Norcross — A TV cameraman zoomed in on Madison Winn on Tuesday night, the long arm of a boom mic lurking near her left shoulder. Winn, a brain cancer survivor, delivered her story in front of several hundred gathered in the Wesleyan School's gymnasium, getting a round of applause as she finished.
"It's not about me, it's not about these guys right here," Tanner Smith said to the crowd afterward. "It's about stories like that."
Smith, a former basketball standout at Wesleyan and current player at Clemson University, founded "Tanner's Totes" when he was just 12 years old. Inspired by what he saw when visiting hospitals during his father's cancer treatments, Smith decided to give back. Tanner's Totes has delivered bags full of goodies to children with cancer ever since.
Tuesday's event -- a basketball show featuring former NBA players Mark Price and Gerald Wilkins, as well as local products Trey Thompkins and Gani Lawal -- was meant to raise funds and awareness for the ongoing project. It was all caught on camera for ABC's upcoming show "Everyday Health," host Ethan Zohn hamming it up for the crowd.
"(Smith) asked me to do this and I told him it would be a pleasure," said Lawal, a former Norcross High and Georgia Tech star, and recent draft pick by the NBA's Phoenix Suns. "I just enjoy doing things like this. There's a lot of bogus stuff out there, but this is something that's real."
Added Price, who provided the night's highlight by hitting a half-court shot: "Tanner's done a great job with Tanner's Totes, so we all just support him any way we can."

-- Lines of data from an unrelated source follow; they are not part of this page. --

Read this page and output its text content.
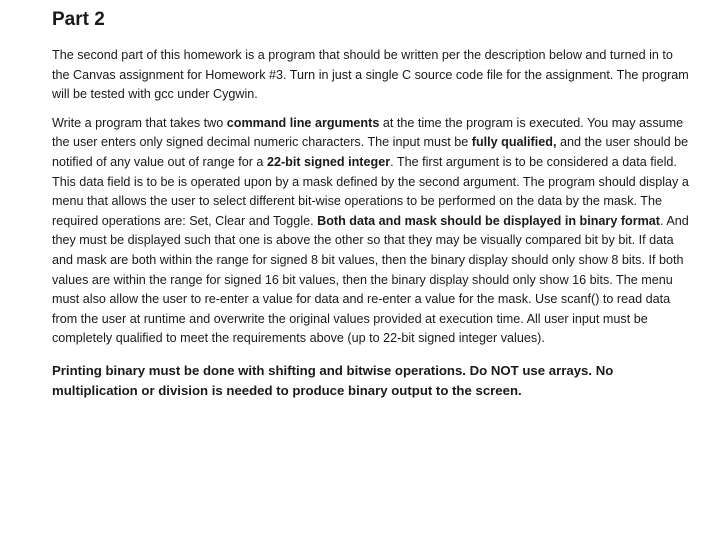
Part 2

The second part of this homework is a program that should be written per the description below and turned in to the Canvas assignment for Homework #3. Turn in just a single C source code file for the assignment. The program will be tested with gcc under Cygwin.

Write a program that takes two command line arguments at the time the program is executed. You may assume the user enters only signed decimal numeric characters. The input must be fully qualified, and the user should be notified of any value out of range for a 22-bit signed integer. The first argument is to be considered a data field. This data field is to be is operated upon by a mask defined by the second argument. The program should display a menu that allows the user to select different bit-wise operations to be performed on the data by the mask. The required operations are: Set, Clear and Toggle. Both data and mask should be displayed in binary format. And they must be displayed such that one is above the other so that they may be visually compared bit by bit. If data and mask are both within the range for signed 8 bit values, then the binary display should only show 8 bits. If both values are within the range for signed 16 bit values, then the binary display should only show 16 bits. The menu must also allow the user to re-enter a value for data and re-enter a value for the mask. Use scanf() to read data from the user at runtime and overwrite the original values provided at execution time. All user input must be completely qualified to meet the requirements above (up to 22-bit signed integer values).

Printing binary must be done with shifting and bitwise operations. Do NOT use arrays. No multiplication or division is needed to produce binary output to the screen.
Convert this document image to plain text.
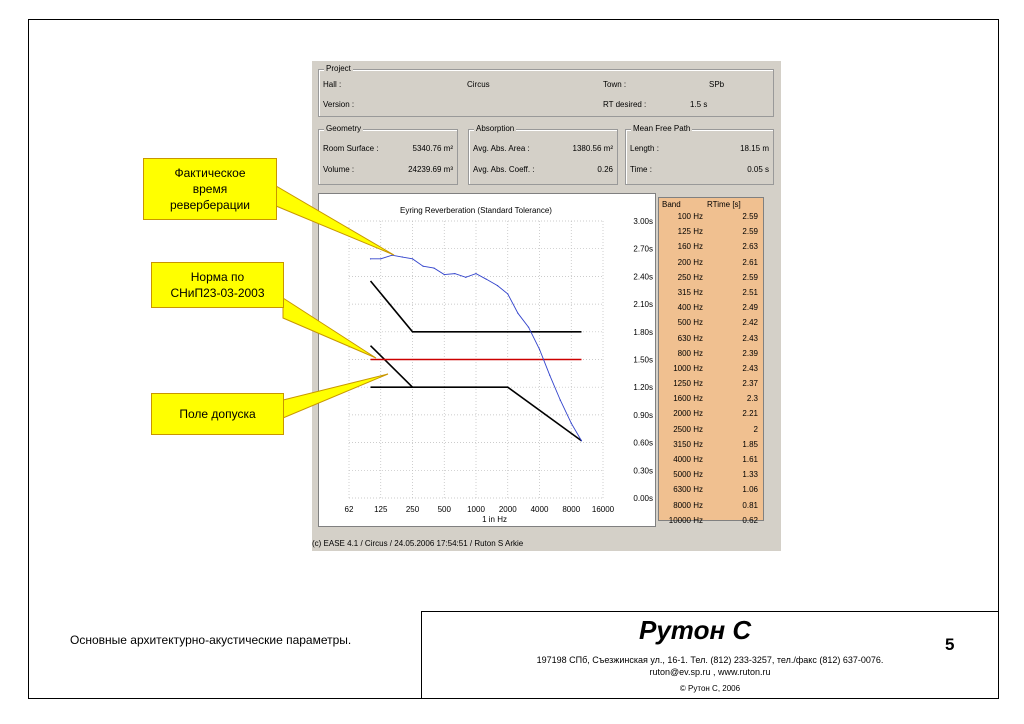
Project
Hall :	Circus	Town :	SPb
Version :	RT desired :	1.5 s
Geometry
Room Surface :	5340.76 m²
Volume :	24239.69 m³
Absorption
Avg. Abs. Area :	1380.56 m²
Avg. Abs. Coeff. :	0.26
Mean Free Path
Length :	18.15 m
Time :	0.05 s
Eyring Reverberation (Standard Tolerance)
0.00s
0.30s
0.60s
0.90s
1.20s
1.50s
1.80s
2.10s
2.40s
2.70s
3.00s
62	125 250 500 1000 2000 4000 8000 16000
1 in Hz
Band	RTime [s]
100 Hz	2.59
125 Hz	2.59
160 Hz	2.63
200 Hz	2.61
250 Hz	2.59
315 Hz	2.51
400 Hz	2.49
500 Hz	2.42
630 Hz	2.43
800 Hz	2.39
1000 Hz	2.43
1250 Hz	2.37
1600 Hz	2.3
2000 Hz	2.21
2500 Hz	2
3150 Hz	1.85
4000 Hz	1.61
5000 Hz	1.33
6300 Hz	1.06
8000 Hz	0.81
10000 Hz	0.62
(c) EASE 4.1 / Circus / 24.05.2006 17:54:51 / Ruton S Arkie
Фактическое
время
реверберации
Норма по
СНиП23-03-2003
Поле допуска
Основные архитектурно-акустические параметры.	Рутон С
197198 СПб, Съезжинская ул., 16-1. Тел. (812) 233-3257, тел./факс (812) 637-0076.
ruton@ev.sp.ru , www.ruton.ru
© Рутон С, 2006
5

During the show, audience members paired up with pros for a shooting contest (which Zohn and Thompkins eventually won), played a hoops version of musical chairs and bought T-shirts and raffle tickets for the cause.

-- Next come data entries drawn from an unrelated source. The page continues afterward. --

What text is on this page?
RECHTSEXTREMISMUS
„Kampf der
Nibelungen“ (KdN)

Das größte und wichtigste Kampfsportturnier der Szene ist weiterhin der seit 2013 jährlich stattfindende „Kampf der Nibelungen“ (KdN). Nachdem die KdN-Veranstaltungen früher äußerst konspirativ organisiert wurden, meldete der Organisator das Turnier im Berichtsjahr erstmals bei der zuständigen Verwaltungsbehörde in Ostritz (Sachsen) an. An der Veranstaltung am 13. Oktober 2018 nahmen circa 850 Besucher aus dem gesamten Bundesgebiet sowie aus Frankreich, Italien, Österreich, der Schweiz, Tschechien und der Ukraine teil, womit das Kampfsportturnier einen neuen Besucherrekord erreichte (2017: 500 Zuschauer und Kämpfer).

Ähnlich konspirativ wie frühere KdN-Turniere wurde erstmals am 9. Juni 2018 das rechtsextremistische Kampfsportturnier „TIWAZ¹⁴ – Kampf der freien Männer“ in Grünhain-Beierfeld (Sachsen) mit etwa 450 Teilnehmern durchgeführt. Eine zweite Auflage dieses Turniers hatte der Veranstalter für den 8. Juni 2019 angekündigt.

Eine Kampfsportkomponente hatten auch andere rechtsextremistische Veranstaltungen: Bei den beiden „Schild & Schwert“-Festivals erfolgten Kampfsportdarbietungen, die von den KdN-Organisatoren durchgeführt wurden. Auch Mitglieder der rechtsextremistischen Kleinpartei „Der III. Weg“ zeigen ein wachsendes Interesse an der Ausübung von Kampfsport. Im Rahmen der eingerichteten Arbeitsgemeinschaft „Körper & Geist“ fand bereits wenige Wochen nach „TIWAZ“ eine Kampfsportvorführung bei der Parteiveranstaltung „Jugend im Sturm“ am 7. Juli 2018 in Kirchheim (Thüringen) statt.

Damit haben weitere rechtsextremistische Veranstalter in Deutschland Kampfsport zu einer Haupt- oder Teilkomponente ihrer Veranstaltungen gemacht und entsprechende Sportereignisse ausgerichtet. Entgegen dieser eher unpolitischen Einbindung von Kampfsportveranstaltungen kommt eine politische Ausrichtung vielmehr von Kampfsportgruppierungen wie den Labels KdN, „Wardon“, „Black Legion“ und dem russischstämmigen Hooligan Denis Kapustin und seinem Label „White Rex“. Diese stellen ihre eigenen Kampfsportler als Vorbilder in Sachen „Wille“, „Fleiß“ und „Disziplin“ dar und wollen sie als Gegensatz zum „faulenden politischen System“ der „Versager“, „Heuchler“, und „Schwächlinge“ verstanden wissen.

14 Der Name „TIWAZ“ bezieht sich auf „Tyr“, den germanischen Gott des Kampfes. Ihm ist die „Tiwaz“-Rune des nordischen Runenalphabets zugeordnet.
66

After almost 10 years of giving, Smith called Tuesday's high-point "perfect," and somewhere he never thought he would be.

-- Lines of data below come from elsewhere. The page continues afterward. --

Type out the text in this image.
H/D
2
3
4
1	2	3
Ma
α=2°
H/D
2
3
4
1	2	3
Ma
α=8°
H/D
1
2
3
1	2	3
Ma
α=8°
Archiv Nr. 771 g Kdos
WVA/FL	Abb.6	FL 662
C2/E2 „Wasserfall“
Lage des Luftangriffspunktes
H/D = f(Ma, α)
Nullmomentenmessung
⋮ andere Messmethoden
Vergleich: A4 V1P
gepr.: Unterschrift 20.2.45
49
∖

"I thought I'd deliver in Atlanta a little bit," Smith said. "But because of the support we've gotten, it had nothing else to do but grow. Because of all the support we've gotten we couldn't just keep it in Atlanta. Now we're all the way in Hawaii."
TV crews will follow him to Scottish Rite on Wednesday, as he dishes out his most recent round of totes. More than 2,000 bags with games, makeup, cards and, of course, basketballs, have been delivered to hospitals as far away as Hawaii, California, Texas and Michigan.
"Everyday Health" is scheduled to premier in September, and Smith said his episode would likely air in October. He wasn't sure how much money was raised Tuesday.
"No idea," he said. "I'm excited to see what we did get, and I know it will be more than we could imagine."